Adapun mekanisme Arbitrase menurut UU No. 30 Tahun 1999 adalah sebagai
berikut:
a. Permohonan Arbitrase dilakukan dalam bentuk tertulis dengan cara
menyampaikan surat tuntutan kepada Arbiter atau majelis Arbitrase yang
memuat identitas para pihak, uraian singkat tentang sengketa yang disertai
dengan lampiran bukti-bukti dan isi tuntutan yang jelas. Kemudian surat
tuntutan dan surat permohonan tersebut disampaikan kepada termohon yang
disertai perintah untuk memberikan tanggapan dan jawaban dalam waktu 14
hari sejak diterimanya tuntutan oleh termohon, selanjutnya diteruskan kepada
pemohon. Bersamaan dengan itu, Arbiter atau ketua majelis Arbitrase
memerintahkan kepada para pihak untuk menghadap di muka sidang Arbitrase
dalam waktu 14 hari terhitung sejak dikeluarkannya surat perintah tersebut.

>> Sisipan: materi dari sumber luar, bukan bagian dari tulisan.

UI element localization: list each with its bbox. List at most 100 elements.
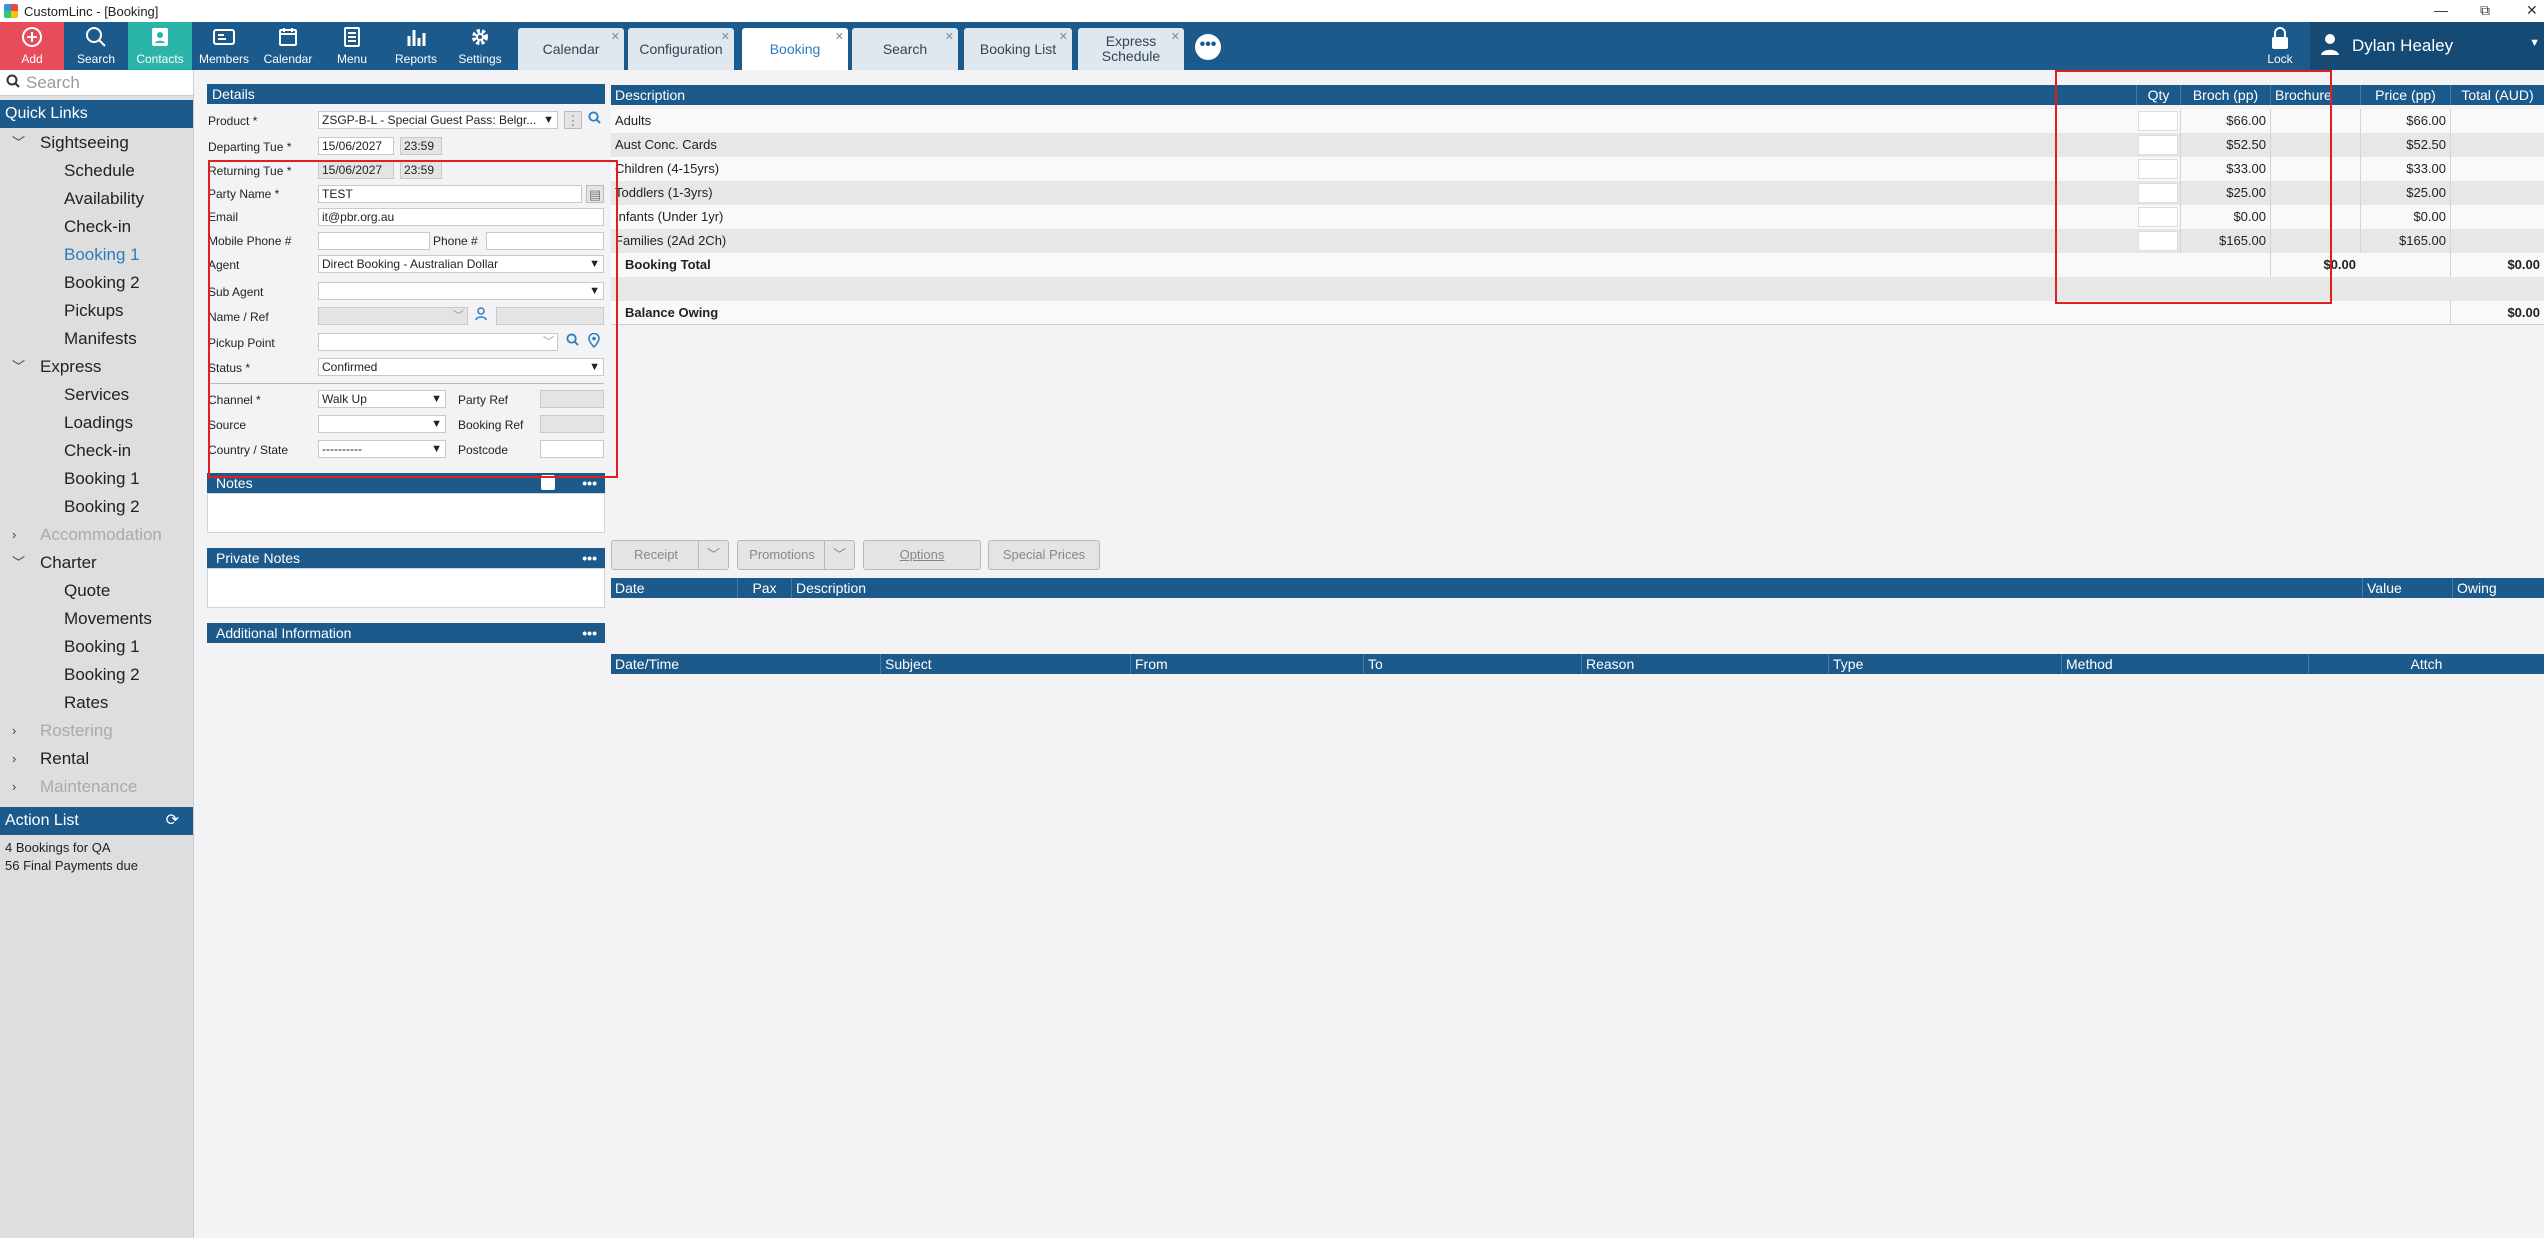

b. Pemeriksaan sengketa Arbitrase harus dilakukan secara tertulis, kecuali
disetujuai oleh para pihak maka pemeriksaan dapat dilakukan secara lisan.
Semua pemeriksaan sengketa oleh Arbiter atau majelis Arbitrase dilakukan
secara tertutup. Jumlah Arbiter harus ganjil, penunjukan 2 Arbiter dilakukan
oleh para pihak yang memiliki wewenang untuk memilih dan menunjuk
Arbiter yang ketiga yang nantinya bertindak sebagai ketua majelis Arbitrase.
Arbiter yang telah menerima penunjukan tersebut tidak dapat menarik diri,
kecuali atas persetujuan para pihak.
c. Dalam sidang pertama diusahakan perdamaian, bila dicapai kesepakatan maka
Arbiter atau majelis Arbitrase membuat suatu akata perdamaian yang sifatnya
final dan mengikat para pihak dan memerintahkan untuk memenuhi ketentuan
perdamaian tersebut. Jika usaha perdamaian tidak berhasil, maka pemeriksaan
terhadap pokok sengketa akan dilanjutkan. Pemeriksaan atas sengketa harus
diselesaikan dalam waktu 180 hari sejak Arbiter atau majelis Arbitrase
terbentuk. Jangka waktu ini dapat diperpanjang dnegan persetujuan para pihak
apabila diperlukan.
d. Atas perintah Arbiter atau majelis Arbitrase atau atas permintaan para pihak
dapat dipanggil seorang atau lebih saksi atau saksi ahli untuk didengar
kesaksiannya yang sebelumnya disumpah. Saksi atau saksi ahli tersebut dapat
memberikan keterangan tertulis atau didengar keterangannya dimuka sidang
Arbitrase yang dihadiri oleh para pihak atau kkuasanya.
e. Putusan Arbiter atau majelis Arbitrase diambil berdasarkan ketentuan hukum
atau berdasarkan keadilan dan kepatutan, Putusan tersebut harus diucapkan
dalam waktu paling lama 30 hari setelah pemeriksaan ditutup. Putusan
Arbitrase bersifat final, mempunyai kekeuatan hukum tetap dan mengikat para
pihak. Selanjutnya putusan tersebut didaftarkan kepada kepaniteraan
Pengadilan Negeri setempat.
Penyelesaian sengketa melalui Arbitrase dapat juga dilakukan dengan
menggunakan Lembaga Arbitrase nasional atau internasioanl berdasarkan
kesepakatan para pihak, yang dilakukan menurut peraturan dan acara dari
lembaga yang dipilih, kecuali ditetapkan lain.